Japanese consumer prices in August firmed 0.3% m/m and 2.1% y/y, with core (ex-seasonal food) holding at 10-year high of 2.4% y/y as expected.  CPI excluding both food and energy firmed just 0.1% and had no change from August 2007.  Tokyo core consumer price inflation unexpectedly rose to 1.7% y/y in September from 1.5%, and non-food and non-energy index reached a 10-year high of 0.5%, up from 0.2%.  Tokyo data point to higher national inflation in next month’s release.

German state CPI reports hovering around no change in September from August but reduced on-year change.  Food costs lower but energy surprisingly higher.  German import prices slid 0.8% m/m in August and held at a 12-month rate of 9.3% compared to -0.6% in the year to August 2007.  Non-oil import price inflation climbed to 4.1% y/y from 3.5% in July.

The French 2009 budget was unveiled, with unchanged projected 2.7% ratio for the deficit as a percent of GDP.  Out-years no longer show disappearance of deficit by 2012.  Debt-to-GDP climbs to 66% next year.  Growth projected optimistically at 1-1.5% in 2009 after 1.0% in 2008.  President Sarkozy called the crisis one “without precedent.”

French GDP confirmed to have fallen by 0.3% in 2Q08 after rising 0.4% in 1Q.  Consumer confidence improved to -44 in September from -47 in July (no reading is taken in the vacation month of August). Street analysts had expected further deterioration, but lower energy costs gave households a slight lift in mood.

The ECB’s Papademos made some hawkish comments, suggesting that weaker growth is likely to curb inflation less than hoped.

New Zealand chalked up its second consecutive quarter of negative growth, but the 0.2% dip in 2Q was less than forecast. 
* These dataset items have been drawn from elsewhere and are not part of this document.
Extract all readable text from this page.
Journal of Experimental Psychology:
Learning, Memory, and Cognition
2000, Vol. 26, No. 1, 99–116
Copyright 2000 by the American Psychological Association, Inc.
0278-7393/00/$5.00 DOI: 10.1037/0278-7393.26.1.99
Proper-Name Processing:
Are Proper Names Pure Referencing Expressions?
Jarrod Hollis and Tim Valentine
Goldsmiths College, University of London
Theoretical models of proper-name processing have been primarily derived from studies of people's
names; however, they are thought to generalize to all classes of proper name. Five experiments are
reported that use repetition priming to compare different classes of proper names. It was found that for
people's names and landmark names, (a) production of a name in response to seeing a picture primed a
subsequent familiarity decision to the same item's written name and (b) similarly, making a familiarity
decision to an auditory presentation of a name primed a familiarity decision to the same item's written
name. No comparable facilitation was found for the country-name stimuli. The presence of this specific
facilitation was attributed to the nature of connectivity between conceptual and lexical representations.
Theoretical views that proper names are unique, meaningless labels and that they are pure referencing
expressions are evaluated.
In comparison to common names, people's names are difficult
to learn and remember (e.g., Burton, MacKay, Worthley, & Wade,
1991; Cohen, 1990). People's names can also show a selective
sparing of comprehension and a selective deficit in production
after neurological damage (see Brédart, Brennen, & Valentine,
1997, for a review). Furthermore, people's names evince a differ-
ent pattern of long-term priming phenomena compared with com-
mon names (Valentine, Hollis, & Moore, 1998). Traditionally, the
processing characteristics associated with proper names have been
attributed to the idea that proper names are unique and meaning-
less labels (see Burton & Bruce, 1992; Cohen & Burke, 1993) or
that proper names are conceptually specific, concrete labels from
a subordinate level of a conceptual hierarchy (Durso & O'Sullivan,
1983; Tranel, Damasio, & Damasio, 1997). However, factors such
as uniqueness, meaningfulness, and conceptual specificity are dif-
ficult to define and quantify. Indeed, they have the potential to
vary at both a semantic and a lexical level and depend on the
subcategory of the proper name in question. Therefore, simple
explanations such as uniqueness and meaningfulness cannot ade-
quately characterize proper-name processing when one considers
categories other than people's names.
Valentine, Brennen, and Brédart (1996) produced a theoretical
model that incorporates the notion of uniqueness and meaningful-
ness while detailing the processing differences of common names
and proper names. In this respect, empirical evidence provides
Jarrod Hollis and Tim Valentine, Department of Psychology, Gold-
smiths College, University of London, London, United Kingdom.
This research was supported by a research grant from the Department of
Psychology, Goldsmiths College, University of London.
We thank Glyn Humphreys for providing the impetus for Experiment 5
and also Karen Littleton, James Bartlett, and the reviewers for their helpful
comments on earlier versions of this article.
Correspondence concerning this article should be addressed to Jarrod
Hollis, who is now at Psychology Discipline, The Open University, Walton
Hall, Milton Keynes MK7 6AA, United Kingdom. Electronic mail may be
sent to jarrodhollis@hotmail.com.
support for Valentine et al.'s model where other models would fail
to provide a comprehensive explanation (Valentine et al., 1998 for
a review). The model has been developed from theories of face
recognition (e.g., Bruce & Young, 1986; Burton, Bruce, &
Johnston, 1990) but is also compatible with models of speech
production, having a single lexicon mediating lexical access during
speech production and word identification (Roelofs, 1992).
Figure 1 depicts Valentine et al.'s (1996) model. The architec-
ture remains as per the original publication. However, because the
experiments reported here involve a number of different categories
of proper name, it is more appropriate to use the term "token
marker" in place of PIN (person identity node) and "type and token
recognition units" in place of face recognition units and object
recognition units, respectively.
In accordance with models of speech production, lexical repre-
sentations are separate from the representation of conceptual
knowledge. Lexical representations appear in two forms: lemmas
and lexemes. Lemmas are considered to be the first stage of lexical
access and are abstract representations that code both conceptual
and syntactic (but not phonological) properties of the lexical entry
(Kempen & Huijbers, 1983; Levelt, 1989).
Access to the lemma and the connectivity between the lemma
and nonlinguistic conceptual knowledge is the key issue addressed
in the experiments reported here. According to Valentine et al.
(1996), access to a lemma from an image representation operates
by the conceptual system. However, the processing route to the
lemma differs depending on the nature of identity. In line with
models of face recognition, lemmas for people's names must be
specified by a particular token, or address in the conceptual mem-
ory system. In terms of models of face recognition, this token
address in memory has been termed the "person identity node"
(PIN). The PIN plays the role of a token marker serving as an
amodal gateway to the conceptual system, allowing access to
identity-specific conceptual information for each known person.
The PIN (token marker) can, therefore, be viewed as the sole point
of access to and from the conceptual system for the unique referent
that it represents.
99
China’s yuan posted its greatest daily decline since before the July 2005 revaluation.  Officials are sensitive to potential of exports to soften.

Australia’s finance ministry will buy A$ 4 billion of mortgage-backed securities.

Italian wages rose 4.2% in the year to August, down from 4.3% y/y in July but above June’s 3.6% pace.

Polish GDP grew 5.8% y/y in 2Q, down from 6.1% in the year to 1Q08.